L’univers des cryptoactifs prend le large. Les NFT1, Tokens Non Fongibles, se distinguent par leur unicité et leur popularité auprès de ceux que l’on surnomme les «crypto riches». Le monde de l’art en est friand. Ils ont fait flamber le cours de l’Ethereum ces derniers mois. Des stars du sport – Lionel Messi pour ne pas le nommer – se font en partie rémunérer par ce biais. Depuis le début de l’année, le marché des cryptos a bondi de plus de 170%2. Le Bitcoin permet d’acheter des biens réels, il peut servir de collatéral à des emprunts. Il a désormais cours légal au Salvador. Le régulateur s’en inquiète de plus en plus ouvertement.
La semaine passée, les gouverneurs de la Banque de Suède et de la Banque du Mexique alertaient sur les dangers des monnaies privées – «promptes à s’effondrer», et qui ne seraient qu’un mode de «troc» sans posséder les vertus d’une véritable monnaie. La SEC3 entend également réguler les plateformes d’échange, alors qu’un marché de prêts collatéralisés par des cryptoactifs (notamment des bitcoins) s’organise entre particuliers.

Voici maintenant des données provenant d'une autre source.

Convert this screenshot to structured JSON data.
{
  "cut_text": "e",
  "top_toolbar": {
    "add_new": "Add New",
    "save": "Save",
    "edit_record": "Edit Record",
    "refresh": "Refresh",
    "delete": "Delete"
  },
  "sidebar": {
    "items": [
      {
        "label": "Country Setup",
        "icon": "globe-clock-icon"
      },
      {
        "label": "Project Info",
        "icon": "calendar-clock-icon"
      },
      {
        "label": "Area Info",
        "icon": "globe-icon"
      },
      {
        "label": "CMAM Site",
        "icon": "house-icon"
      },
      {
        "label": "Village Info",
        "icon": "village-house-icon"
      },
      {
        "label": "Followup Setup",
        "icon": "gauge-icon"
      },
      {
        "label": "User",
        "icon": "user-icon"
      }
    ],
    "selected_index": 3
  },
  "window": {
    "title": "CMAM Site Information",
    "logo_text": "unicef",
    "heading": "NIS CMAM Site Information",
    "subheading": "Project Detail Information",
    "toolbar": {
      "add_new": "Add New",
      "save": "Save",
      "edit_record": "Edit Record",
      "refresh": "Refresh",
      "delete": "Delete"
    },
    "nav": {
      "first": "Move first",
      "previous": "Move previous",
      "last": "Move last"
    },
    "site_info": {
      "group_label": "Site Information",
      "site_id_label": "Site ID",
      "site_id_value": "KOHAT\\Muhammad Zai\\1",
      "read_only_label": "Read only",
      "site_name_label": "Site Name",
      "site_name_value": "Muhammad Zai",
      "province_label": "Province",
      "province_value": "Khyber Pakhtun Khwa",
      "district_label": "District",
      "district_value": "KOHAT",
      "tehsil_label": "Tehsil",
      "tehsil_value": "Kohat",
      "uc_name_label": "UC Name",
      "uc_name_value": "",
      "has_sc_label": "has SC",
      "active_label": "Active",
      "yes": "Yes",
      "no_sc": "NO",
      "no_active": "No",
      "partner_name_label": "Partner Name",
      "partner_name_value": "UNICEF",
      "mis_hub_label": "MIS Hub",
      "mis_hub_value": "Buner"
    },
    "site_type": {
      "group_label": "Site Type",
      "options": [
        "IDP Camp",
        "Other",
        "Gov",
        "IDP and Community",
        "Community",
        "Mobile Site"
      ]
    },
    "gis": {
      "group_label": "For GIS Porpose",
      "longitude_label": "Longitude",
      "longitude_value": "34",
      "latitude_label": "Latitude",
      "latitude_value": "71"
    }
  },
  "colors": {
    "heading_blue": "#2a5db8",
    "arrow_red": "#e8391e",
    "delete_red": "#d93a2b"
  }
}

Au Salvador, le bitcoin bien que très décrié, a désormais cours légal aux côtés du dollar. S’agit-il d’un nouveau bimétallisme? Et si c’est le cas, quelle mauvaise monnaie chassera la bonne, suivant ainsi l’immuable loi de Gresham? Ailleurs, la recherche de rendements face à la baisse inexorable des taux d’intérêt pousse à toutes les spéculations, alors que les banques centrales ne montrent aucun empressement à sortir du «sur-assouplissement» quantitatif.
En Chine, les «mineurs» de bitcoin ont été chassés, les plus jeunes contraints de limiter drastiquement leur temps de jeu vidéo ; ailleurs les régulateurs s’activent, tant sur le plan de la supervision que sur celui de la monnaie virtuelle des banques centrales. Et tous parlent d’un nouveau Far West, convoquant des images d’un monde sans foi ni loi.
Restons sur cette allégorie, pour rappeler que durant la quasi-totalité du XIXe siècle, les Etats-Unis ont connu un système monétaire et financier totalement décentralisé et sans Banque Centrale – celle-ci disparue en 1837 ne renaîtra qu’en 1913 – où fleurissait une multitude de dollars émis par les banques locales. L’instabilité monétaire et des périodes de fièvre inflationniste et spéculative étaient alors quasi-endémiques.
Face à l’appétit croissant pour toutes sortes d’actifs – des plus solides aux plus virtuels – à quand un nouveau «Volker moment4» et quelles en seront les conséquences pour l’économie du monde réel?